Does life ever get easier? Short answer: no. I realize that doesn't sound altogether yogic. Not to mention, it was only last month that I waxed poetic on living through the difficulty of winter as the fertile soil of new possibilities. While those ideas hold true and offer some useful perspective, I must admit, they are of little comfort when the rubber meets the road and the tires are running a bit flat.
Maybe its because taxes are looming or because I have been watching too much cable news but I can't seem to shake this proverbial carrot from dangling out in front of me that says if only I made more money than everything would be so much easier. Despite the common moral stories to the contrary, it sure seems like more money would solve some issues.
I'm under no illusions about the relative nature of wealth and its relationship to a sense of fulfillment in life. I know lots of people who make a lot more money than me and they are not necessarily any more at ease for it. I accept that life is difficult by nature.
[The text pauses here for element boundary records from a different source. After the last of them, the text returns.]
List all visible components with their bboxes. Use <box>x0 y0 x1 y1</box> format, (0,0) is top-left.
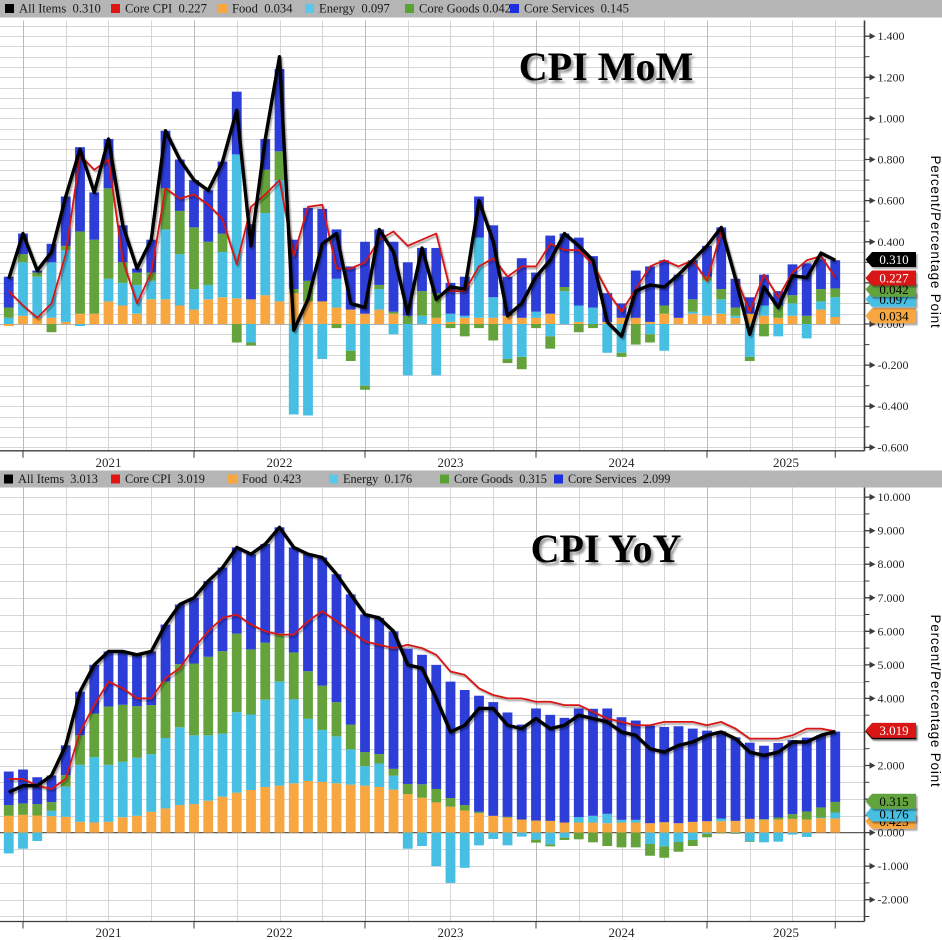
svg-text:Core Services 0.145: Core Services 0.145 <box>524 2 629 16</box>
svg-text:2023: 2023 <box>438 925 464 940</box>
svg-text:2023: 2023 <box>438 455 464 470</box>
svg-text:Food 0.034: Food 0.034 <box>232 2 293 16</box>
svg-text:2021: 2021 <box>96 455 122 470</box>
svg-text:CPI YoY: CPI YoY <box>531 526 682 571</box>
svg-text:Percent/Percentage Point: Percent/Percentage Point <box>928 155 942 328</box>
svg-text:0.800: 0.800 <box>878 153 905 167</box>
svg-text:Core Goods 0.042: Core Goods 0.042 <box>419 2 511 16</box>
svg-text:Percent/Percentage Point: Percent/Percentage Point <box>928 614 942 787</box>
svg-text:-0.400: -0.400 <box>878 399 909 413</box>
svg-text:-0.200: -0.200 <box>878 358 909 372</box>
svg-text:5.000: 5.000 <box>878 658 905 672</box>
svg-text:2021: 2021 <box>96 925 122 940</box>
svg-text:0.176: 0.176 <box>879 807 909 822</box>
svg-text:-1.000: -1.000 <box>878 859 909 873</box>
svg-text:2022: 2022 <box>267 455 293 470</box>
svg-text:Core Goods 0.315: Core Goods 0.315 <box>454 472 547 486</box>
svg-text:2.000: 2.000 <box>878 759 905 773</box>
svg-text:Core CPI 0.227: Core CPI 0.227 <box>125 2 207 16</box>
svg-text:7.000: 7.000 <box>878 591 905 605</box>
svg-text:2025: 2025 <box>773 455 799 470</box>
svg-text:Energy 0.176: Energy 0.176 <box>343 472 412 486</box>
svg-text:Core Services 2.099: Core Services 2.099 <box>568 472 670 486</box>
svg-text:Core CPI 3.019: Core CPI 3.019 <box>125 472 205 486</box>
svg-text:1.000: 1.000 <box>878 111 905 125</box>
svg-text:1.400: 1.400 <box>878 29 905 43</box>
svg-text:-0.600: -0.600 <box>878 440 909 454</box>
svg-text:All Items 3.013: All Items 3.013 <box>18 472 98 486</box>
svg-text:CPI MoM: CPI MoM <box>519 44 693 89</box>
svg-text:-2.000: -2.000 <box>878 893 909 907</box>
svg-text:0.315: 0.315 <box>879 794 908 809</box>
svg-text:All Items 0.310: All Items 0.310 <box>19 2 101 16</box>
svg-text:2025: 2025 <box>773 925 799 940</box>
svg-text:9.000: 9.000 <box>878 524 905 538</box>
svg-text:6.000: 6.000 <box>878 624 905 638</box>
svg-text:2024: 2024 <box>609 455 636 470</box>
svg-text:4.000: 4.000 <box>878 691 905 705</box>
svg-text:1.200: 1.200 <box>878 70 905 84</box>
svg-text:3.019: 3.019 <box>879 723 908 738</box>
svg-text:Food 0.423: Food 0.423 <box>242 472 301 486</box>
svg-text:0.000: 0.000 <box>878 826 905 840</box>
svg-text:0.034: 0.034 <box>879 308 909 323</box>
svg-text:2024: 2024 <box>609 925 636 940</box>
svg-text:10.000: 10.000 <box>878 490 911 504</box>
svg-text:2022: 2022 <box>267 925 293 940</box>
svg-text:0.600: 0.600 <box>878 194 905 208</box>
svg-text:0.227: 0.227 <box>879 271 909 286</box>
svg-text:Energy 0.097: Energy 0.097 <box>319 2 390 16</box>
svg-text:0.042: 0.042 <box>879 282 908 297</box>
svg-text:0.400: 0.400 <box>878 235 905 249</box>
svg-text:0.310: 0.310 <box>879 252 908 267</box>
svg-text:8.000: 8.000 <box>878 557 905 571</box>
When life feels easier its because of a combination of circumstances, often not in my control, and my ability to manage and mitigate the challenges that life presents.
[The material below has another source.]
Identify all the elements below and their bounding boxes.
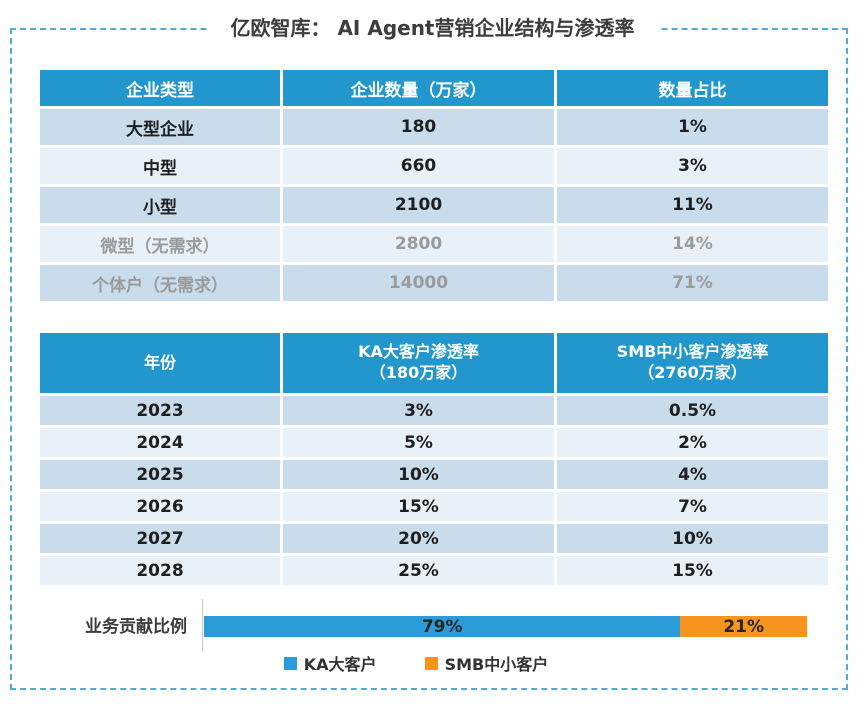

How do I manage and mitigate the trade-offs that come from making yoga my profession with the fact that my wife has to work a job that depletes her well being so we can afford health insurance for our budding family?
Fact is, the question of whether my life would be easier if I had more money is entirely irrelevant. We are doing fine and there really is nothing more I can do about it right now. If there was, I would most certainly take action.
In the meantime, dwelling too heavily on the situation amounts to, what yogis like to call, a big fat "mental fluctuation." Striving for some future change that is beyond my control only serves to cast an exacerbating shadow and reinforce the downside of things.
The whole story has to include the countless blessings that are bestowed upon me everyday. The sun rose. I am alive. I have love and friendship to share. As long as my immediate needs are being met then gratitude is the only appropriate response.
I will continue to do whatever I can, within reason, to make more money so I can spare my dear wife the sacrifices she is currently making on our behalf. I will make extra efforts to help her in any way I can and shoulder more of the burden at home. Most importantly, I will express my love and appreciation for her every day.
Before I was a yoga teacher, I spent some time as a starving musician. I play the electric bass. There is this turn of phrase I remember from those days that seems particularly apropos here: When you are playing a song in a band and the drummer starts to lose the beat or the guitar player is out of tune and it starts to feel like the jam could unravel, you just put your head down, tap your foot with a little more conviction and "hold it down."
Usually, it all comes together in the end. If it doesn't, there is always more music to be made.